Cuban government efforts to open its doors to more private enterprise cut state payrolls and lure foreign investors face a string of restrictions and complications, several U.S. academics said during a seminar Saturday in Coral Gables.
The island’s communist government “has a love-hate relationship with the private sector,” said Mario Gonzalez-Corzo, a Cuban-born professor at the City University of New York.
Ruler Raúl Castro has been allowing more private economic activities in hopes of jump-starting a Soviet-style economy since he succeeded brother Fidel Castro, temporarily in 2006 and then officially in 2008.
But while up to 485,000 Cubans are reported to be licensed to work in low value-added jobs such as tailors and seamstresses, there are many constraints, Gonzalez-Corzo told the University of Miami’s Institute for Cuban and Cuban American Studies (ICCAS).
An “onerous tax system” piles “taxes upon taxes upon taxes” that make it difficult for the new micro-enterprises and “confiscate the limited prosperity that people are generating,” he said.
There’s a shortage of appropriate retail space needed for the new businesses, property rights remain largely unclear and government inspectors often look for bribes, the professor added.
The cooperative sector is not doing as well as projected by the government, Gonzalez-Corzo said.
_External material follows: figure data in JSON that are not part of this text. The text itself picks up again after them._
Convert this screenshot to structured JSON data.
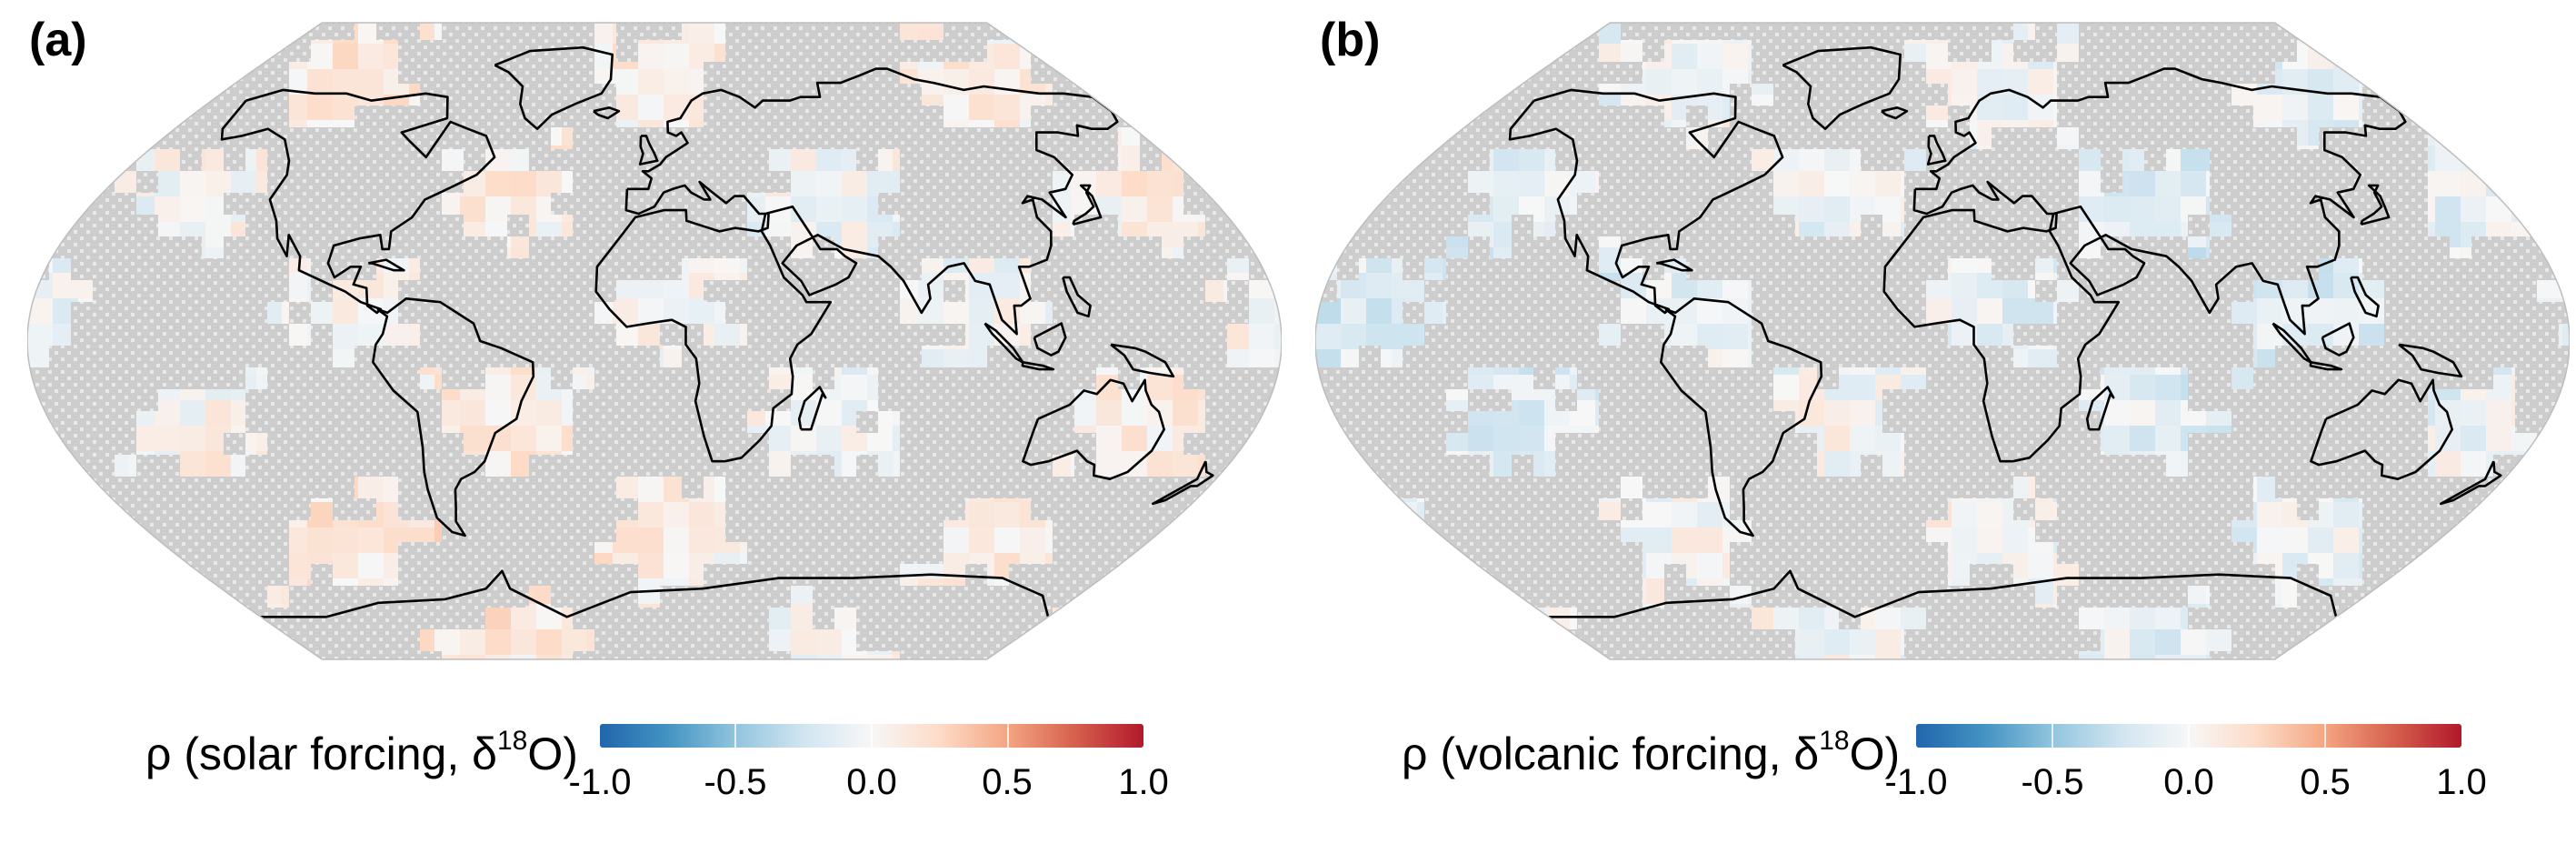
{
  "panels": [
    {
      "label": "(a)",
      "colorbar_label_prefix": "ρ (solar forcing, δ",
      "colorbar_label_sup": "18",
      "colorbar_label_suffix": "O)",
      "field_bias": 0.05
    },
    {
      "label": "(b)",
      "colorbar_label_prefix": "ρ (volcanic forcing, δ",
      "colorbar_label_sup": "18",
      "colorbar_label_suffix": "O)",
      "field_bias": -0.08
    }
  ],
  "colorbar": {
    "ticks": [
      "-1.0",
      "-0.5",
      "0.0",
      "0.5",
      "1.0"
    ],
    "range": [
      -1.0,
      1.0
    ],
    "colors": [
      "#2166ac",
      "#4393c3",
      "#92c5de",
      "#d1e5f0",
      "#f7f7f7",
      "#fddbc7",
      "#f4a582",
      "#d6604d",
      "#b2182b"
    ]
  },
  "map": {
    "projection": "Robinson",
    "stippled_color": "#c8c8c8",
    "coastline_color": "#000000"
  }
}
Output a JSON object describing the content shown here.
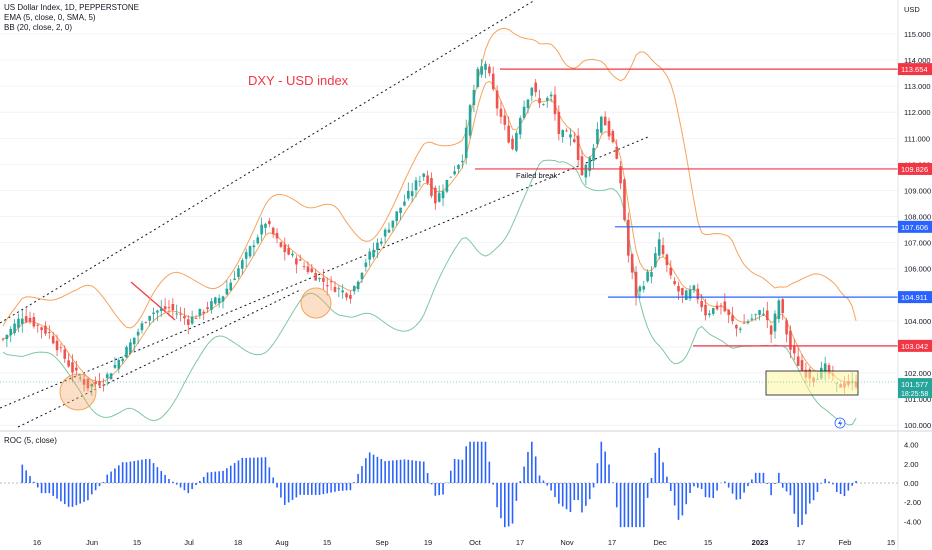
{
  "header": {
    "symbol_line": "US Dollar Index, 1D, PEPPERSTONE",
    "ema_line": "EMA (5, close, 0, SMA, 5)",
    "bb_line": "BB (20, close, 2, 0)",
    "roc_line": "ROC (5, close)",
    "currency": "USD"
  },
  "annotations": {
    "title": "DXY - USD index",
    "failed_break": "Failed break",
    "price_current": "101.577",
    "countdown": "18:25:58"
  },
  "colors": {
    "up": "#26a69a",
    "down": "#ef5350",
    "ema": "#f7a35c",
    "bb": "#7ec8a0",
    "roc": "#2962ff",
    "red_level": "#f23645",
    "blue_level": "#2962ff",
    "title": "#f23645"
  },
  "chart_data": [
    {
      "type": "candlestick",
      "title": "DXY - USD index",
      "ylim": [
        99.5,
        115.8
      ],
      "yticks": [
        "115.000",
        "114.000",
        "113.000",
        "112.000",
        "111.000",
        "110.000",
        "109.000",
        "108.000",
        "107.000",
        "106.000",
        "105.000",
        "104.000",
        "103.000",
        "102.000",
        "101.000",
        "100.000"
      ],
      "xticks": [
        "16",
        "Jun",
        "15",
        "Jul",
        "18",
        "Aug",
        "15",
        "Sep",
        "19",
        "Oct",
        "17",
        "Nov",
        "17",
        "Dec",
        "15",
        "2023",
        "17",
        "Feb",
        "15"
      ],
      "levels": [
        {
          "value": 113.654,
          "label": "113.654",
          "color": "red"
        },
        {
          "value": 109.826,
          "label": "109.826",
          "color": "red"
        },
        {
          "value": 107.606,
          "label": "107.606",
          "color": "blue"
        },
        {
          "value": 104.911,
          "label": "104.911",
          "color": "blue"
        },
        {
          "value": 103.042,
          "label": "103.042",
          "color": "red"
        }
      ],
      "close_path": [
        [
          0,
          103.3
        ],
        [
          5,
          104.2
        ],
        [
          12,
          103.5
        ],
        [
          18,
          102.1
        ],
        [
          22,
          101.5
        ],
        [
          26,
          101.7
        ],
        [
          32,
          102.9
        ],
        [
          38,
          104.3
        ],
        [
          43,
          104.5
        ],
        [
          48,
          104.0
        ],
        [
          52,
          104.4
        ],
        [
          57,
          105.0
        ],
        [
          63,
          106.5
        ],
        [
          68,
          107.8
        ],
        [
          72,
          106.8
        ],
        [
          77,
          106.2
        ],
        [
          82,
          105.6
        ],
        [
          87,
          105.2
        ],
        [
          90,
          105.0
        ],
        [
          94,
          106.3
        ],
        [
          99,
          107.4
        ],
        [
          104,
          108.6
        ],
        [
          109,
          109.7
        ],
        [
          112,
          108.6
        ],
        [
          116,
          109.6
        ],
        [
          119,
          110.3
        ],
        [
          121,
          112.2
        ],
        [
          123,
          113.5
        ],
        [
          125,
          113.9
        ],
        [
          128,
          112.2
        ],
        [
          132,
          110.6
        ],
        [
          134,
          111.9
        ],
        [
          137,
          113.0
        ],
        [
          139,
          112.3
        ],
        [
          142,
          112.6
        ],
        [
          144,
          111.2
        ],
        [
          148,
          111.0
        ],
        [
          150,
          109.6
        ],
        [
          152,
          110.2
        ],
        [
          155,
          111.9
        ],
        [
          158,
          110.8
        ],
        [
          160,
          109.3
        ],
        [
          162,
          106.5
        ],
        [
          164,
          105.0
        ],
        [
          168,
          106.0
        ],
        [
          170,
          107.0
        ],
        [
          173,
          105.6
        ],
        [
          176,
          104.9
        ],
        [
          179,
          105.2
        ],
        [
          182,
          104.3
        ],
        [
          186,
          104.6
        ],
        [
          190,
          103.7
        ],
        [
          193,
          104.0
        ],
        [
          197,
          104.4
        ],
        [
          199,
          103.5
        ],
        [
          201,
          104.8
        ],
        [
          204,
          102.9
        ],
        [
          207,
          102.1
        ],
        [
          210,
          101.8
        ],
        [
          213,
          102.2
        ],
        [
          216,
          101.5
        ],
        [
          219,
          101.6
        ],
        [
          221,
          101.6
        ]
      ]
    },
    {
      "type": "bar",
      "title": "ROC (5, close)",
      "ylim": [
        -5,
        5
      ],
      "yticks": [
        "4.00",
        "2.00",
        "0.00",
        "-2.00",
        "-4.00"
      ]
    }
  ]
}
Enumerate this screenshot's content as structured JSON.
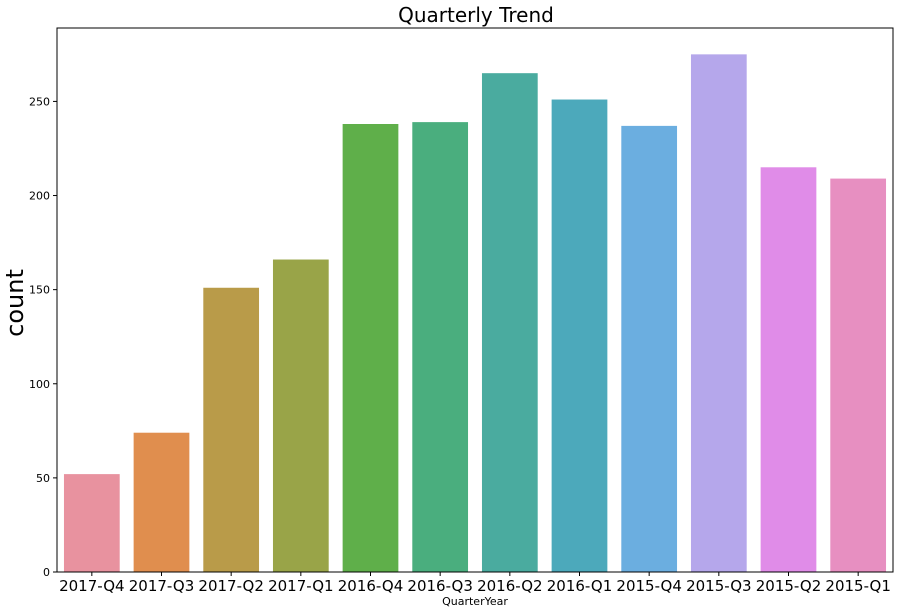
{
  "chart_data": {
    "type": "bar",
    "title": "Quarterly Trend",
    "xlabel": "QuarterYear",
    "ylabel": "count",
    "categories": [
      "2017-Q4",
      "2017-Q3",
      "2017-Q2",
      "2017-Q1",
      "2016-Q4",
      "2016-Q3",
      "2016-Q2",
      "2016-Q1",
      "2015-Q4",
      "2015-Q3",
      "2015-Q2",
      "2015-Q1"
    ],
    "values": [
      52,
      74,
      151,
      166,
      238,
      239,
      265,
      251,
      237,
      275,
      215,
      209
    ],
    "colors": [
      "#e8929f",
      "#e08e4e",
      "#b99b49",
      "#99a448",
      "#5faf4a",
      "#4aae7e",
      "#4aab9f",
      "#4ca9bb",
      "#6baee0",
      "#b5a7eb",
      "#e08ce8",
      "#e78fc1"
    ],
    "ylim": [
      0,
      289
    ],
    "yticks": [
      0,
      50,
      100,
      150,
      200,
      250
    ],
    "grid": false,
    "legend": "none"
  }
}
And the average bank loan approved under a micro-credit program designed to help the private sector stands at about $55.
State payrolls have been cut by 500,000 — government officials have spoken of a need to lay off at least 1.3 million state employees — but part of the drop was the result of emigration and retirements, the academic said.
Retired World Bank consultant Carlos Quijano said the government’s announced hopes of obtaining $2.5 billion in foreign investments in order to be able to generate moderate economic growth seem far too ambitious.
Cuba now has an estimated total of $500 million in foreign investments, Quijano said, compared to $16 billion for Costa Rica and $17 billion for the Dominican Republic – two other relatively small Latin American nations.
Quijano also said there are three economic tendencies on the island: “statists” who want to largely retain the current model; “economicists” who favor some type of market socialism; and democratic socialists who favor broader use of cooperatives.
Brian Latell, a retired CIA analyst and senior research associate at ICCAS, said the island today appears to have more social stability than at many points in the past. And there seems to be little possibility of a mass exodus such as the Mariel boatlift in 1980.
Cuba’s ruling elites know they have to modernize the Soviet-style economy “but fear a modernization because it might lead to rebellion,” said Juan Antonio Blanco, head of the Center for Latin American and Caribbean Initiatives at Miami Dade College.
The island “is a poor, technologically backward country at the margins of the new digital age of globalization and knowledge economies,” added Blanco, a former analyst with the Central Committee of the Communist Party of Cuba.
Also addressing the seminar were Florida International University professor Marifeli Perez-Stable; Frank Calzon, director of the Center for a Free Cuba in Washington D.C.; and Pedro Roig, senior research associate at ICCAS and former Radio/TV Marti director.